The main controversy for investors relates to how soon a recession could fall upon us. Currently, the employment market is too strong, which tends to align with a strong environment for stocks and a weak one for bonds. That can change quite fast, but currently every indication is that companies want more staff. We are on the lookout for signs of that changing. The likely driver would be the rising amount of consumer spending that has to be channelled into non-discretionary spending. Motor fuel and food prices are rising for everyone. Utilities bills are a particular problem for those of us in Europe. Rents and house prices are rising fast in the US. Spending on discretionary consumer goods and services will reduce as a consequence. At some stage, the risk is that demand for consumer goods declines to a level below supply, at which point companies need to cut back on supply capacity and the labour market goes into reverse, followed by interest rates. These are the conditions that cause a recession, something which investors concede is required as a firebreak to end the cycle of inflating prices and wages.

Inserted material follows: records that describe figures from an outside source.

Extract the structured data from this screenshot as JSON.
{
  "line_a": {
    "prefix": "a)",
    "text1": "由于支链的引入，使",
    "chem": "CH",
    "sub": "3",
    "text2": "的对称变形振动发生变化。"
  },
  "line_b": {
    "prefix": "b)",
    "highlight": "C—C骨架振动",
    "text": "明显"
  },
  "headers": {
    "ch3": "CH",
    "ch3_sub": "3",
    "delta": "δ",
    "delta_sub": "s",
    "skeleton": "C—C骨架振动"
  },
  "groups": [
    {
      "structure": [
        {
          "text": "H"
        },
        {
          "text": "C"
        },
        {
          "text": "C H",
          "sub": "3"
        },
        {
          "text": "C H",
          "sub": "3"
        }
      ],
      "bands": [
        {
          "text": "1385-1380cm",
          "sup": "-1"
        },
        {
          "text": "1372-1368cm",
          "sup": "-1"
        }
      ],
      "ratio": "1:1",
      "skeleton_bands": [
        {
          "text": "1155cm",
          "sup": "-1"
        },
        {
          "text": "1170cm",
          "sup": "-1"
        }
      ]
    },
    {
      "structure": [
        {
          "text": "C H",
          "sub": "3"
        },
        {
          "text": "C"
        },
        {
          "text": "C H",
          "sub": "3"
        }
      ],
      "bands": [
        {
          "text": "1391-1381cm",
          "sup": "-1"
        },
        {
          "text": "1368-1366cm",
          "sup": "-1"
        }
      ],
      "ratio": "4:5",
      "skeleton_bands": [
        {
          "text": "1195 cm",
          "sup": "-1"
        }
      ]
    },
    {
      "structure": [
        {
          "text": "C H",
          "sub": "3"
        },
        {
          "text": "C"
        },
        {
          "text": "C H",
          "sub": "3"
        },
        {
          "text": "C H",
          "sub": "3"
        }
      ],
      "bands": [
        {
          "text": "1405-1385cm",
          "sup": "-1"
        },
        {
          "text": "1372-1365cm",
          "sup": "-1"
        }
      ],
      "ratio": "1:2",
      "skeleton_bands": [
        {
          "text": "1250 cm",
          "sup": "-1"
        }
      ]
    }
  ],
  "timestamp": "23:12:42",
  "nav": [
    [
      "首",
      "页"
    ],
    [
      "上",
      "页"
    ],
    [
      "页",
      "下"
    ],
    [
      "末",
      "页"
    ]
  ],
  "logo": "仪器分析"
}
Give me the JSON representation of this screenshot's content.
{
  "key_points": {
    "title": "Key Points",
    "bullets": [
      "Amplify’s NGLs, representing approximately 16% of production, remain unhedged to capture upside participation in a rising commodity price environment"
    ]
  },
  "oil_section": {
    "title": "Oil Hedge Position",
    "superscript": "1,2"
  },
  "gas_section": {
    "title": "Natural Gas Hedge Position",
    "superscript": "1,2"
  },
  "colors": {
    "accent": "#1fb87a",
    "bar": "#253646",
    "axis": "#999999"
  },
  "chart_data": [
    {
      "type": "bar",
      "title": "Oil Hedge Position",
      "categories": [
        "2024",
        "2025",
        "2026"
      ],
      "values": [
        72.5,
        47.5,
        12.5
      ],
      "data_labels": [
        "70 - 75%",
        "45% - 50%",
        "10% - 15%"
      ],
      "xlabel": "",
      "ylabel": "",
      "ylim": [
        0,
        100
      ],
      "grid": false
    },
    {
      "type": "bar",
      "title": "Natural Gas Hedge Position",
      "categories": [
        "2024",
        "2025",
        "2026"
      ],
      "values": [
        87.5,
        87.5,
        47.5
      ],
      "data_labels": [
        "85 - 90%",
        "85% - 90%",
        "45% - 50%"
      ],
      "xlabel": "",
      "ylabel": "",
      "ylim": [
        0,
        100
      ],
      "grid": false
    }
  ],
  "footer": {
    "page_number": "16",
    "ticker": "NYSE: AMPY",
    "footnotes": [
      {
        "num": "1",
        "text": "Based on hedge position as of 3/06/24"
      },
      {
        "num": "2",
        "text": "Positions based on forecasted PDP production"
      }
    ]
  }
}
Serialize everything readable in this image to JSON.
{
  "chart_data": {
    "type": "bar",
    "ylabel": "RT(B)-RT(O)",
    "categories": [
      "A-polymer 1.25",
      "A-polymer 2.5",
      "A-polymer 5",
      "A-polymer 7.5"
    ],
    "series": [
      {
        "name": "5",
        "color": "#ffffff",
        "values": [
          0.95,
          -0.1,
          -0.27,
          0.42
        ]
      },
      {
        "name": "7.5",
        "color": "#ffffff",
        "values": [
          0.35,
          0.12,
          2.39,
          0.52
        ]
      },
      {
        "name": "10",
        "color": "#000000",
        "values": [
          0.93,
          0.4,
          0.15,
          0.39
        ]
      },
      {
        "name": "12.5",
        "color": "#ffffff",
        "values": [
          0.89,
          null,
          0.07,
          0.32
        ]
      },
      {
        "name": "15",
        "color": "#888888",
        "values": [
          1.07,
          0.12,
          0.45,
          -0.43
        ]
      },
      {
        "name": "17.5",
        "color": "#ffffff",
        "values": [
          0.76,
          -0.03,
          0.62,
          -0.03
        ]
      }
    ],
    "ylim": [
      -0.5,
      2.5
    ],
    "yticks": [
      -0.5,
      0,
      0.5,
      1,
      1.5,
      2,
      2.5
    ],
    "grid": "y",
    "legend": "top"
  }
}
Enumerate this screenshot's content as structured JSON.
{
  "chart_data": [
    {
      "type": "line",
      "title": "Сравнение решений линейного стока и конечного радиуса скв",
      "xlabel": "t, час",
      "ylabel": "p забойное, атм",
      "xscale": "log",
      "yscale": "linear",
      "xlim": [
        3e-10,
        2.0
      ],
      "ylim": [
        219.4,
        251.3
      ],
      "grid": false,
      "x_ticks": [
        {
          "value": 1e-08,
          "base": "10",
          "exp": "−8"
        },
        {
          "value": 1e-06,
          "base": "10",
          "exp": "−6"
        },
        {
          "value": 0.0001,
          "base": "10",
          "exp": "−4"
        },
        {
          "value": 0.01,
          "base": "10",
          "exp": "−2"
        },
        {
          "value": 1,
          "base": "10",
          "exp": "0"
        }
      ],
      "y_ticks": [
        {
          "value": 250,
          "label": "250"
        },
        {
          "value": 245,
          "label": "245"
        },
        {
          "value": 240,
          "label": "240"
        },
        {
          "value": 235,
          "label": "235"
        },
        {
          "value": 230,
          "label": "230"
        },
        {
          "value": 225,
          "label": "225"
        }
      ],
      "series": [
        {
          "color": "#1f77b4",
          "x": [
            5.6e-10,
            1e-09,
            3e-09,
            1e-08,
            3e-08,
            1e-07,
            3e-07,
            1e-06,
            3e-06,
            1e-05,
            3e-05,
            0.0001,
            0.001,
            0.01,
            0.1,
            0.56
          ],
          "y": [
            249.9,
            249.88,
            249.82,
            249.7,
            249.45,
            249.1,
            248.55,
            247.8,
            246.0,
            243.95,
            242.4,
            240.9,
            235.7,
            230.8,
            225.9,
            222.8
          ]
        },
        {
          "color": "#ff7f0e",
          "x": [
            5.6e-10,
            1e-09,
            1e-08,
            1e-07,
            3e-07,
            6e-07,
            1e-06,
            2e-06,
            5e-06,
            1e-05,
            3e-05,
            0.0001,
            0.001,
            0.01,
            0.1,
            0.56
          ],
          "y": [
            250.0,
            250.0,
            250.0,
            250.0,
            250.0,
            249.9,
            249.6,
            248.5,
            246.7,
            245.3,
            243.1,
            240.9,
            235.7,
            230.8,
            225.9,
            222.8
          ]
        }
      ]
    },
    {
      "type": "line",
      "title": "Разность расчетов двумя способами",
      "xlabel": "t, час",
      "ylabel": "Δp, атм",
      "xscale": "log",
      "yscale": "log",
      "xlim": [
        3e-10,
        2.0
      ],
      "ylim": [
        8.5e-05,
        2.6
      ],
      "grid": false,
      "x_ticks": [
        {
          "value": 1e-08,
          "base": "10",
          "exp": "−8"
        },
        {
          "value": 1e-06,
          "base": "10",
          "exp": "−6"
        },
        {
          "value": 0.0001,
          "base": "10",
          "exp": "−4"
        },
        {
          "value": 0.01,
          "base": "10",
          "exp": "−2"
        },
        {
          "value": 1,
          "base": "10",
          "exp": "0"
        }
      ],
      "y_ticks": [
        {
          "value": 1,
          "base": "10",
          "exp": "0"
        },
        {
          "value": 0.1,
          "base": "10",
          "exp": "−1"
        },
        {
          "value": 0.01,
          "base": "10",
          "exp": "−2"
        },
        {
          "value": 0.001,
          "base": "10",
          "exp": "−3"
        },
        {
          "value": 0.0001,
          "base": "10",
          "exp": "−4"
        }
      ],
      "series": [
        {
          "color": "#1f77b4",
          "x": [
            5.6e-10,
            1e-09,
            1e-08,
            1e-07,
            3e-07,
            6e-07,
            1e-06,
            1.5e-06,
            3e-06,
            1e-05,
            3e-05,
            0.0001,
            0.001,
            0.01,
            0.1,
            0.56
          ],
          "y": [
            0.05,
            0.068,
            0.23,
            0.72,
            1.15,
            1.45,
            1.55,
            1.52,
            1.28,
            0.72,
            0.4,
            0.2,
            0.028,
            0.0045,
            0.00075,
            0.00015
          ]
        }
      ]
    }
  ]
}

There will, of course, be volatility along the way, but it need not be the scarring events that we saw in 2002 or 2008.
Meanwhile in the East…
To varying degrees this is the challenge in many markets, but the one exception is China. Looking at the Chinese economy seems almost like going back in time to the middle of 2020. China has just completed the first of two lockdowns in Shanghai, during which residents are not permitted to leave their homes except to go to mandatory testing sites. The two lockdowns are lasting four days each, with the first covering the east of the city and the second covering the west. It is indicative of a heavy-handed Covid suppression policy that the Chinese Communist Party is having to impose in order to minimise the rise in infections. In China there is virtually no natural immunity, the prevailing vaccine seems very ineffective against Omicron and vaccine take up is quite low even amongst cohorts of the population. The lockdowns are already evident in the disappointing purchasing managers’ indices that were released this week, but the situation is sure to deteriorate further.
China’s zero-Covid policy is a problem for its own economy where growth targets are being slashed during the year of Xi Jinping’s desired coronation, due at the National Congress of the Chinese Communist Party which will take place in the second half of this year. Nobody doubts this will take place and yet one has to wonder what impact the bungled Covid response is having on his standing within the party.